Tras este análisis, CC propone la definición siguiente: “tanto la política griega como la política kata tu orthon logon [lo que podemos traducir como ‘según la recta razón’] pueden ser definidas como la actividad colectiva explícita llevada a cabo con ánimo de lucidez (reflexionada y deliberada) y que se da como objeto la institución de la sociedad como tal “ [ibid., p. 127].

He evocado ambas definiciones porque me voy a arriesgar a decir que CC no llegó a liberarse totalmente de la óptica según la cual la política se limita a algunas cuestiones sociales, más o menos aquellas que están relacionadas con el poder explícito existente o aquellas que giran en torno al ámbito económico. Y esto, de manera totalmente paradójica, da lugar a una incoherencia precisamente con su última definición de la política, que es completamente correcta.
La señal más significativa de esta incoherencia se encuentra en el propio texto que discuto aquí, en el que dice que la creación de la política significa la potencial puesta en tela de juicio de toda la institución de la sociedad. Teóricamente, pues, toda la institución de la sociedad puede y debe ser objeto de la política. Pero en el mismo texto hace ver que ciertas instituciones sociales de la polis no fueron objeto ni de contestación ni de intervención política explícita. El mismo fenómeno se presenta durante la modernidad, con la diferencia de que en Occidente el espacio de cuestionamiento  de las instituciones se expande y la intervención política explícita afecta a instituciones sociales que no constituían antes objeto de la política. Esto nos lleva a preguntarnos si esta constatación histórica puede proyectarse hacia el futuro y transformarse en la que, a mi entender, adopta CC, según la cual existen instituciones sociales que nunca podrán convertirse en objeto de intervención política explícita.

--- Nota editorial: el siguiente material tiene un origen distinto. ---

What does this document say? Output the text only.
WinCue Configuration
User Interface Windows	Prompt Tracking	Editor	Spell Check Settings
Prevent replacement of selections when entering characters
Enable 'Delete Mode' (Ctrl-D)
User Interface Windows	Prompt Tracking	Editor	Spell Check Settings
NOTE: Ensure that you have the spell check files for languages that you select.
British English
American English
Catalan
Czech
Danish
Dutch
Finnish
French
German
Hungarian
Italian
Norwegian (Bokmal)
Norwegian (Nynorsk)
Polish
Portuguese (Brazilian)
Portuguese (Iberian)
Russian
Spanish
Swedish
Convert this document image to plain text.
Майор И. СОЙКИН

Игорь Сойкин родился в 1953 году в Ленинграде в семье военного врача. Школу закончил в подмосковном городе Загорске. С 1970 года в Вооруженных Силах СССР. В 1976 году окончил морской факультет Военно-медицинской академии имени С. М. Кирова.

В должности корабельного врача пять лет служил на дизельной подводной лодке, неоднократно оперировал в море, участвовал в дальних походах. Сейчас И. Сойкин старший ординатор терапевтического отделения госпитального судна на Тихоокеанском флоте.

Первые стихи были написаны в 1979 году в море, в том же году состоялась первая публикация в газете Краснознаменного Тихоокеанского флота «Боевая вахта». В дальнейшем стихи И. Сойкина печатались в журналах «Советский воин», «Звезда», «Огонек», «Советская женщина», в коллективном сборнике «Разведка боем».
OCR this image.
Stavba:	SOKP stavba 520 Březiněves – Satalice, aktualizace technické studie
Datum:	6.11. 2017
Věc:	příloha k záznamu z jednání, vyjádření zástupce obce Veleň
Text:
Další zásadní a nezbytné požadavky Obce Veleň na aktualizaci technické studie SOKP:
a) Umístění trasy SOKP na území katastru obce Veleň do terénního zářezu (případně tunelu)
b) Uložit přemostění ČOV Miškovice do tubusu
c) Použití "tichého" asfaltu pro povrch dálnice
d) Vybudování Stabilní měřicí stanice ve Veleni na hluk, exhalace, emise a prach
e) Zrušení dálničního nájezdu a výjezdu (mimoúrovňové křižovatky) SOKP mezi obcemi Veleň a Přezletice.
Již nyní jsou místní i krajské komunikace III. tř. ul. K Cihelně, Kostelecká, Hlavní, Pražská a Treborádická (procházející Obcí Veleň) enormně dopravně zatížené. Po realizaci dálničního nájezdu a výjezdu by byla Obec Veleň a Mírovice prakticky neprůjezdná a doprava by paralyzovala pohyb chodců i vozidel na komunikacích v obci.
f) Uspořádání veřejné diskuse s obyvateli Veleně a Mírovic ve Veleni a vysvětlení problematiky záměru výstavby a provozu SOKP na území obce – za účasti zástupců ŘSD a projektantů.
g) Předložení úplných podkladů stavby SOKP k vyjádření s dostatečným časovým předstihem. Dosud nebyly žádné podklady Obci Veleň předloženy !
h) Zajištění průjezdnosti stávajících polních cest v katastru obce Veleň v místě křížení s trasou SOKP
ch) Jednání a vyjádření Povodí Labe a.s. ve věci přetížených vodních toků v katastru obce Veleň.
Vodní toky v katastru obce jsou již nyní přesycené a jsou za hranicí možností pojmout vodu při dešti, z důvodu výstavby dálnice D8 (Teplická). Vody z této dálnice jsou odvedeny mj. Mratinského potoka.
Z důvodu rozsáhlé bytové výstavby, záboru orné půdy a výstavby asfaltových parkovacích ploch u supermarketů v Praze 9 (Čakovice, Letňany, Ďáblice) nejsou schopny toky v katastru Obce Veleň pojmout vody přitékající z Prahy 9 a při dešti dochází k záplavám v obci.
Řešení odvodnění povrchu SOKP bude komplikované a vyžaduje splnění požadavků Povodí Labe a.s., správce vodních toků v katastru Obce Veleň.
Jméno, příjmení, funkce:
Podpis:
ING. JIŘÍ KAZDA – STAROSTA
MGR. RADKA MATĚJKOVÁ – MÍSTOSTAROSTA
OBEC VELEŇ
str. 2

Pienso que no hay ninguna razón para adoptar esta posición, dado que todas las instituciones existen por convención y no por naturaleza, y dado que la longevidad de ciertas instituciones sociales no las hace inmortales. Esta reducción de la política constituye una contradicción en CC, que llevó su reflexión hasta el punto de escribir una definición de la política que posiblemente sea más avanzada que la que acabo de mencionar, indicando que la política debe referirse no sólo a la transformación radical de las instituciones existentes, sino también a la transformación de la relación misma entre la sociedad y sus instituciones. En la actual coyuntura social-histórica, la política debe abarcar todas las instituciones y plantear sin temor la cuestión del sentido de la vida. Volveré sobre ello.

B) La apatía política

El texto fundador que levanta acta de la apatía política como tendencia profunda del comportamiento humano en todas las sociedades occidentales data de 1959 [Cornelius Castoriadis, Capitalisme moderne et révolution, 2, Le mouvement révolutionnaire sous le capitalisme moderne, París, Union Générale d’Editions, collection 10/18, pp. 47-203]; tal atestado equivale a la constatación -aún no totalmente explícita- de la pérdida por la clase obrera de lo que se llamaba su papel revolucionario y a la previsión según la cual nuevas capas sociales podrían jugar en el futuro un papel en la contestación y derrocamiento de la sociedad capitalista. En la preocupación, que lo caracteriza siempre, por definir y nombrar los fenómenos sociales con claridad, llama privatización a esta tendencia profunda, esto es, al creciente repliegue de los individuos sobre su esfera privada. La privatización como tendencia profunda de la evolución social no constituye una constatación coyuntural, sino que es concebida como tendencia de alcance histórico, pero en ningún caso anuncia la muerte política de la sociedad: sigue existiendo la posibilidad de emergencia de nuevos sujetos colectivos que con sus movilizaciones podrían “desmentirla”.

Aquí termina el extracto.